Despite his height, Jackson moves well. The athletic Rohach is probably even a bit more nimble-footed than Jackson. While neither is going to be reading defenses with the acumen of Licata, UB is going to try to take advantage of their threat to scramble and ability to throw on the move.
“You can see right away their athleticism is going to be a new dynamic for us,” Kotelnicki said.
Jackson has a cannon arm. He threw a pretty 50-yard ball for a TD to Jacob Martinez in one-on-one pass drills Sunday.
He says he’s much more confident in his second year in Kotelnicki’s offense and after spending a year watching Licata.
“The first day of camp last year, I remember wondering where everyone was going,” Jackson said. “Now after fall and spring I feel more confident. The thing with Joe is he prepared like a pro. He taught that to me ... that mindset of being a pro, and I still keep in touch with him every day.”
What does Jackson want to see from himself this month?
“Just that I made all the right checks and reads and read the coverages right. Just the mental part of the game, because then the physical part will come.”
Rohach graduated from Iowa State with a history degree and is working toward a master’s in education studies at UB. He started four games for the Cyclones in 2013 but was third string last season.

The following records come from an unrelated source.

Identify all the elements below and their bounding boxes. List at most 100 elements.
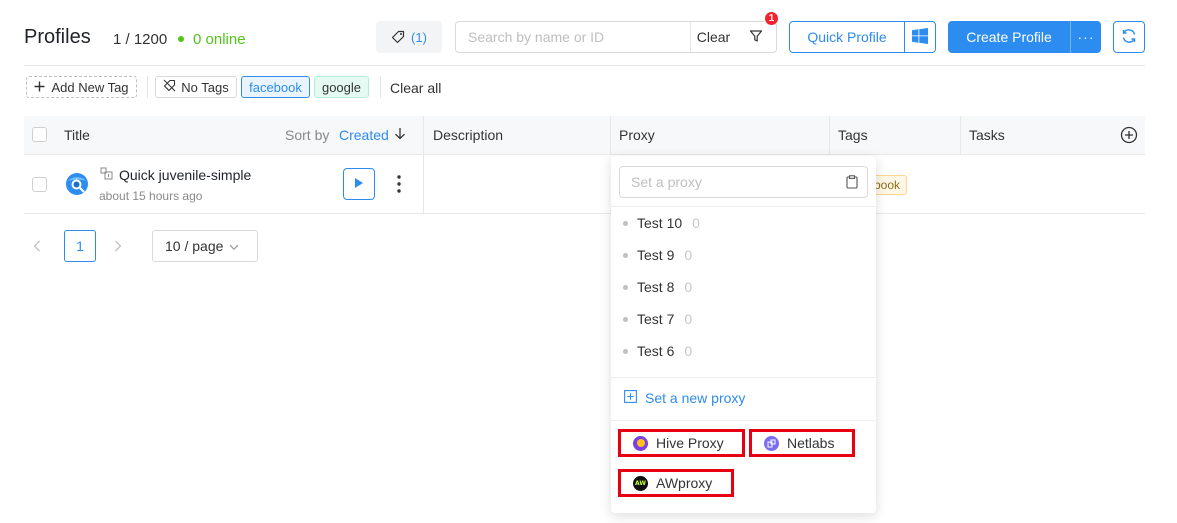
provider-awproxy[interactable]: AW AWproxy [618, 469, 734, 497]
chevron-left-icon [33, 239, 41, 255]
create-profile-button[interactable]: Create Profile [948, 21, 1070, 53]
provider-name: Hive Proxy [656, 435, 724, 451]
profile-created-time: about 15 hours ago [99, 189, 203, 203]
proxy-dot [623, 284, 628, 290]
column-divider [610, 116, 611, 155]
proxy-option-count: 0 [684, 247, 693, 263]
hive-proxy-logo-icon [633, 435, 648, 451]
proxy-option-count: 0 [692, 215, 700, 231]
provider-netlabs[interactable]: Netlabs [749, 429, 855, 457]
set-new-proxy-button[interactable]: Set a new proxy [624, 390, 745, 406]
prev-page-button[interactable] [33, 239, 41, 255]
add-column-button[interactable] [1120, 126, 1138, 147]
chevron-down-icon [229, 238, 239, 254]
proxy-option-name: Test 9 [637, 247, 675, 263]
add-new-tag-button[interactable]: Add New Tag [26, 76, 137, 98]
filter-button[interactable]: 1 [736, 11, 779, 52]
chevron-right-icon [114, 239, 122, 255]
windows-icon [912, 27, 928, 47]
dropdown-divider [611, 377, 876, 378]
next-page-button[interactable] [114, 239, 122, 255]
profile-name[interactable]: Quick juvenile-simple [119, 167, 251, 183]
launch-profile-button[interactable] [343, 168, 375, 200]
refresh-button[interactable] [1113, 21, 1145, 53]
plus-square-icon [624, 390, 637, 406]
sort-by-label: Sort by [285, 127, 330, 143]
proxy-dot [623, 316, 628, 322]
quick-profile-button[interactable]: Quick Profile [789, 21, 905, 53]
provider-name: AWproxy [656, 475, 713, 491]
play-icon [354, 176, 364, 192]
proxy-dot [623, 348, 628, 354]
page-title: Profiles [24, 26, 91, 48]
arrow-down-icon [394, 127, 406, 143]
sort-field-button[interactable]: Created [339, 127, 406, 143]
column-divider [829, 116, 830, 155]
vertical-dots-icon [391, 175, 407, 197]
select-all-checkbox[interactable] [32, 127, 47, 142]
sort-field-label: Created [339, 127, 389, 143]
proxy-option[interactable]: Test 7 0 [623, 305, 863, 333]
table-row [24, 155, 1145, 214]
tag-divider [147, 76, 148, 98]
proxy-input[interactable] [620, 167, 846, 197]
proxy-option-name: Test 10 [637, 215, 683, 231]
browser-avatar-icon [65, 172, 89, 199]
create-more-options-button[interactable]: ··· [1070, 21, 1101, 53]
refresh-icon [1121, 28, 1137, 47]
online-count: 0 online [193, 31, 246, 48]
awproxy-logo-icon: AW [633, 475, 648, 491]
clear-search-button[interactable]: Clear [690, 22, 736, 52]
provider-hive-proxy[interactable]: Hive Proxy [618, 429, 745, 457]
provider-name: Netlabs [787, 435, 835, 451]
proxy-dropdown: Test 10 0 Test 9 0 Test 8 0 Test 7 0 Tes… [611, 156, 876, 513]
dropdown-divider [611, 420, 876, 421]
proxy-option[interactable]: Test 9 0 [623, 241, 863, 269]
no-tag-icon [163, 79, 176, 95]
proxy-option-count: 0 [684, 311, 693, 327]
page-size-select[interactable]: 10 / page [152, 230, 258, 262]
proxy-option[interactable]: Test 10 0 [623, 209, 863, 237]
tag-filter-button[interactable]: (1) [376, 21, 442, 53]
proxy-option-count: 0 [684, 279, 693, 295]
windows-os-button[interactable] [904, 21, 936, 53]
tag-icon [391, 30, 405, 44]
column-divider [960, 116, 961, 155]
row-more-options-button[interactable] [391, 174, 407, 197]
proxy-input-wrapper [619, 166, 868, 198]
proxy-option[interactable]: Test 6 0 [623, 337, 863, 365]
online-status-dot [178, 36, 184, 42]
paste-clipboard-icon[interactable] [846, 175, 858, 189]
column-tasks: Tasks [969, 127, 1005, 143]
pinned-icon [100, 167, 114, 184]
tag-divider [380, 76, 381, 98]
column-tags: Tags [838, 127, 868, 143]
search-box: Clear 1 [455, 11, 779, 53]
add-new-tag-label: Add New Tag [51, 79, 129, 95]
page-size-label: 10 / page [165, 238, 224, 254]
plus-circle-icon [1120, 126, 1138, 147]
header-divider [24, 65, 1145, 66]
column-title: Title [64, 127, 90, 143]
clear-all-tags-button[interactable]: Clear all [390, 80, 441, 96]
proxy-option-count: 0 [684, 343, 693, 359]
filter-count-badge: 1 [764, 11, 779, 26]
plus-icon [34, 80, 45, 95]
column-description: Description [433, 127, 504, 143]
proxy-option[interactable]: Test 8 0 [623, 273, 863, 301]
dropdown-divider [611, 206, 876, 207]
search-input[interactable] [456, 22, 690, 52]
page-number-current[interactable]: 1 [64, 230, 96, 262]
funnel-icon [749, 29, 763, 46]
tag-chip-facebook[interactable]: facebook [241, 76, 310, 98]
no-tags-filter[interactable]: No Tags [155, 76, 237, 98]
tag-chip-google[interactable]: google [314, 76, 369, 98]
column-proxy: Proxy [619, 127, 655, 143]
row-checkbox[interactable] [32, 177, 47, 192]
proxy-option-name: Test 6 [637, 343, 675, 359]
proxy-dot [623, 252, 628, 258]
tag-filter-count: (1) [411, 29, 427, 45]
proxy-dot [623, 220, 628, 226]
no-tags-label: No Tags [181, 79, 229, 95]
proxy-option-name: Test 8 [637, 279, 675, 295]
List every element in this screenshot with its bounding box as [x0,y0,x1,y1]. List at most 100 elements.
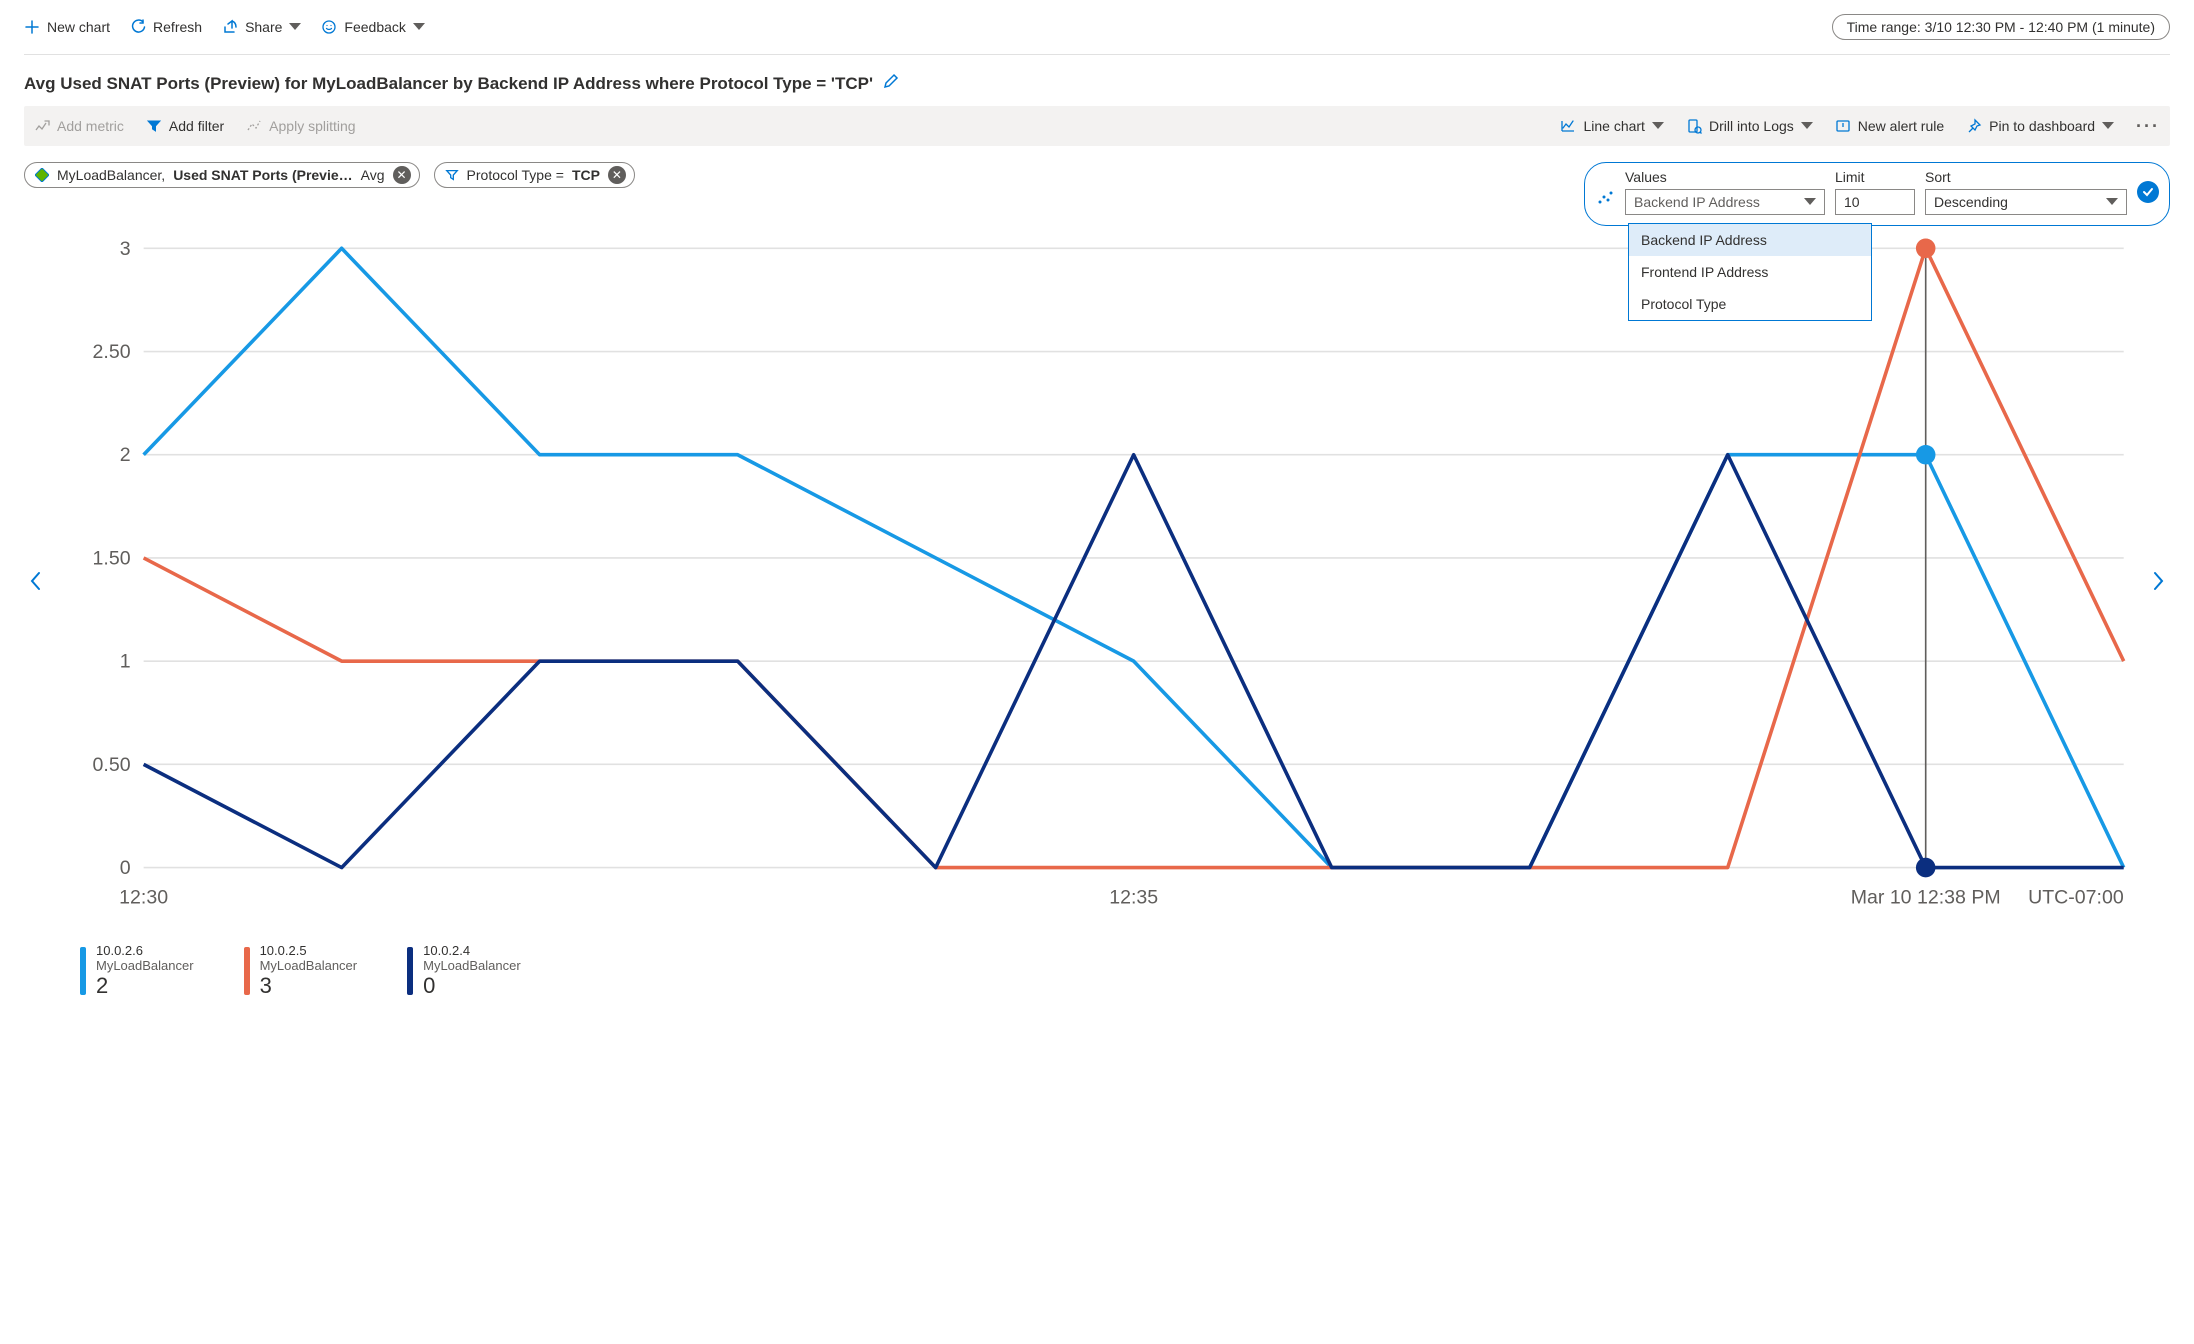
drill-logs-button[interactable]: Drill into Logs [1686,118,1813,134]
more-menu-button[interactable]: ··· [2136,116,2160,137]
chevron-down-icon [413,23,425,31]
metric-agg: Avg [361,167,385,183]
svg-text:2: 2 [120,444,131,466]
svg-text:12:35: 12:35 [1109,886,1158,908]
resource-icon [35,168,49,182]
limit-label: Limit [1835,169,1915,185]
legend: 10.0.2.6MyLoadBalancer210.0.2.5MyLoadBal… [80,943,2170,999]
add-metric-button[interactable]: Add metric [34,118,124,134]
values-selected: Backend IP Address [1634,194,1760,210]
time-range-pill[interactable]: Time range: 3/10 12:30 PM - 12:40 PM (1 … [1832,14,2170,40]
limit-input[interactable]: 10 [1835,189,1915,215]
new-chart-button[interactable]: New chart [24,19,110,35]
svg-text:12:30: 12:30 [119,886,168,908]
new-chart-label: New chart [47,19,110,35]
chevron-down-icon [2102,122,2114,130]
chart-type-button[interactable]: Line chart [1560,118,1663,134]
svg-text:0.50: 0.50 [93,754,131,776]
edit-icon[interactable] [883,73,899,94]
split-config-group: Values Backend IP Address Limit 10 Sort … [1584,162,2170,226]
refresh-label: Refresh [153,19,202,35]
chevron-down-icon [289,23,301,31]
line-chart[interactable]: 0 0.50 1 1.50 2 2.50 3 12:30 12:35 Mar 10 12:38 P… [54,232,2140,933]
values-option[interactable]: Frontend IP Address [1629,256,1871,288]
svg-text:Mar 10 12:38 PM: Mar 10 12:38 PM [1851,886,2001,908]
pin-dashboard-label: Pin to dashboard [1989,118,2095,134]
filter-icon [146,118,162,134]
new-alert-button[interactable]: New alert rule [1835,118,1944,134]
svg-text:3: 3 [120,238,131,260]
apply-splitting-label: Apply splitting [269,118,355,134]
svg-text:UTC-07:00: UTC-07:00 [2028,886,2124,908]
add-metric-icon [34,118,50,134]
legend-item[interactable]: 10.0.2.4MyLoadBalancer0 [407,943,521,999]
add-filter-button[interactable]: Add filter [146,118,224,134]
metric-resource: MyLoadBalancer, [57,167,165,183]
sort-label: Sort [1925,169,2127,185]
previous-timerange-button[interactable] [24,570,48,595]
refresh-button[interactable]: Refresh [130,19,202,35]
new-alert-label: New alert rule [1858,118,1944,134]
legend-series-name: 10.0.2.4 [423,943,521,958]
share-icon [222,19,238,35]
confirm-split-button[interactable] [2137,181,2159,203]
add-metric-label: Add metric [57,118,124,134]
svg-text:2.50: 2.50 [93,341,131,363]
logs-icon [1686,118,1702,134]
refresh-icon [130,19,146,35]
sort-value: Descending [1934,194,2008,210]
line-chart-icon [1560,118,1576,134]
chart-title: Avg Used SNAT Ports (Preview) for MyLoad… [24,74,873,94]
svg-text:1.50: 1.50 [93,547,131,569]
legend-series-name: 10.0.2.6 [96,943,194,958]
legend-item[interactable]: 10.0.2.5MyLoadBalancer3 [244,943,358,999]
feedback-button[interactable]: Feedback [321,19,424,35]
sort-select[interactable]: Descending [1925,189,2127,215]
remove-metric-button[interactable]: ✕ [393,166,411,184]
split-icon [246,118,262,134]
chevron-down-icon [1801,122,1813,130]
legend-series-name: 10.0.2.5 [260,943,358,958]
legend-current-value: 0 [423,973,521,999]
drill-logs-label: Drill into Logs [1709,118,1794,134]
legend-color-bar [407,947,413,995]
next-timerange-button[interactable] [2146,570,2170,595]
metric-name: Used SNAT Ports (Previe… [173,167,352,183]
legend-current-value: 3 [260,973,358,999]
add-filter-label: Add filter [169,118,224,134]
remove-filter-button[interactable]: ✕ [608,166,626,184]
metric-pill[interactable]: MyLoadBalancer, Used SNAT Ports (Previe…… [24,162,420,188]
legend-resource: MyLoadBalancer [423,958,521,973]
pin-icon [1966,118,1982,134]
legend-color-bar [244,947,250,995]
smile-icon [321,19,337,35]
filter-pill[interactable]: Protocol Type = TCP ✕ [434,162,635,188]
svg-text:0: 0 [120,857,131,879]
alert-icon [1835,118,1851,134]
legend-item[interactable]: 10.0.2.6MyLoadBalancer2 [80,943,194,999]
chart-type-label: Line chart [1583,118,1644,134]
plus-icon [24,19,40,35]
svg-text:1: 1 [120,651,131,673]
legend-resource: MyLoadBalancer [96,958,194,973]
values-option[interactable]: Backend IP Address [1629,224,1871,256]
filter-value: TCP [572,167,600,183]
chevron-down-icon [2106,198,2118,206]
values-select[interactable]: Backend IP Address [1625,189,1825,215]
legend-current-value: 2 [96,973,194,999]
limit-value: 10 [1844,194,1860,210]
pin-dashboard-button[interactable]: Pin to dashboard [1966,118,2114,134]
chevron-down-icon [1804,198,1816,206]
time-range-label: Time range: 3/10 12:30 PM - 12:40 PM (1 … [1847,19,2155,35]
values-label: Values [1625,169,1825,185]
feedback-label: Feedback [344,19,405,35]
apply-splitting-button[interactable]: Apply splitting [246,118,355,134]
legend-color-bar [80,947,86,995]
filter-label: Protocol Type = [467,167,564,183]
legend-resource: MyLoadBalancer [260,958,358,973]
share-label: Share [245,19,282,35]
values-option[interactable]: Protocol Type [1629,288,1871,320]
scatter-icon [1597,188,1615,209]
funnel-icon [445,168,459,182]
share-button[interactable]: Share [222,19,301,35]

He’s familiar with QB competitions.
“It’s one of those things where you just have to focus on you,” he said. “I know a lot as a younger quarterback competing, I’d compare other guys’ throws and things like that. But doing this awhile, it doesn’t matter about the other guy. You can only control yourself. That’s the mindset I’m going to keep.”
UB knows Rohach is going to be assignment-sound. He is trying to help all the new Bulls get on the same page.
“I had this discussion with my dad,” Rohach said. “Being the older guy, it’s my responsibility to know before the young guys know. It’s my responsibility to be sure I’m 100 percent on what I have to do so they can be 100 percent on what they have to do. Being a graduate transfer, I take that on my shoulders, but I think any senior on the team holds that same responsibility.”